On Fri, 18 Jan 2008 07:36:17 +0000, Mike Williams
<nospam@[EMAIL PROTECTED]
> wrote:
>Making the statis device cheap doesn't really affect its use for medical
>purposes,
The cost of the device determines its availability and therefore
affects how it is used medically.
If only the super-rich can afford it, then it replaces cryogenics but
is of little use to GPs.
On the other hand, if it's cheap, it'll find many more uses. When
there is any sort of complication during surgery, the doctor snaps the
field on and takes a break to consider the matter/contact a
specialist/bring in appropriate equipment/drugs/etc. -- or a critical
patient in an outlying area can be trans****ted in perfect safety to a
better-equipped facility, meaning a growth in narrowly specialized
doctors and hospitals ("Sorry, refer him to someone else -- I only set
broken *left* legs.") -- or . . . well, there are thousands of 'or's,
the viability of each depending on the cost/availability of the unit.

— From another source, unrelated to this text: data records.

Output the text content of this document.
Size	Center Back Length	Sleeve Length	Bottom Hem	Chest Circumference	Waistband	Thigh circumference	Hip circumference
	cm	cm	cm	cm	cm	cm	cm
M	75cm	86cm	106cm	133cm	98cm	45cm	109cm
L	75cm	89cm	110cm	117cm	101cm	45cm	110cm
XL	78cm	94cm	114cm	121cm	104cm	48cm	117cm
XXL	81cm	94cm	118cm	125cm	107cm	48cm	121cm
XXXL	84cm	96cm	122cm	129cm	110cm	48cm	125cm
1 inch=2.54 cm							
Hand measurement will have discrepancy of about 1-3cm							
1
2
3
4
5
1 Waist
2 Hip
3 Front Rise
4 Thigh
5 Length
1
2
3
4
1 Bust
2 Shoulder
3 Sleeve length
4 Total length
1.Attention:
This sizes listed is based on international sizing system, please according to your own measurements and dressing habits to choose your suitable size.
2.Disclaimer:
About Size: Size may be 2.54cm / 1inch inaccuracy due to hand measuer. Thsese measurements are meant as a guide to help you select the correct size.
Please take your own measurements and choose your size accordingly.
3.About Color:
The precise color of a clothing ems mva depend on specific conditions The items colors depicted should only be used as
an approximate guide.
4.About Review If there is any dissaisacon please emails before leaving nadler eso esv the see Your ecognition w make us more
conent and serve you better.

Each potential use brings up the question of potential misuse, which
is what I want to explore.
> but does open up the alternative uses which you say you don't
>want discussed on this thread.
Having all the potential non-medical uses jumbled together in one
thread does no one any good.
If someone wants to discuss the implications for food preservation, it
only makes sense to start a separate thread to keep the responses from
getting mixed up with those thinking in terms of snapping the field on
around a nuke a second before it detonates. (And don't get me started
on its application to child-rearing, with parents opting to take their
brat's 'terrible twos' in one hour increments over the course of ten
years.)
Starting a separate thread also allows the poster to redefine the
device's parameters, making it more useful or more limited than what I
posited, as appropriate for the application under discussion.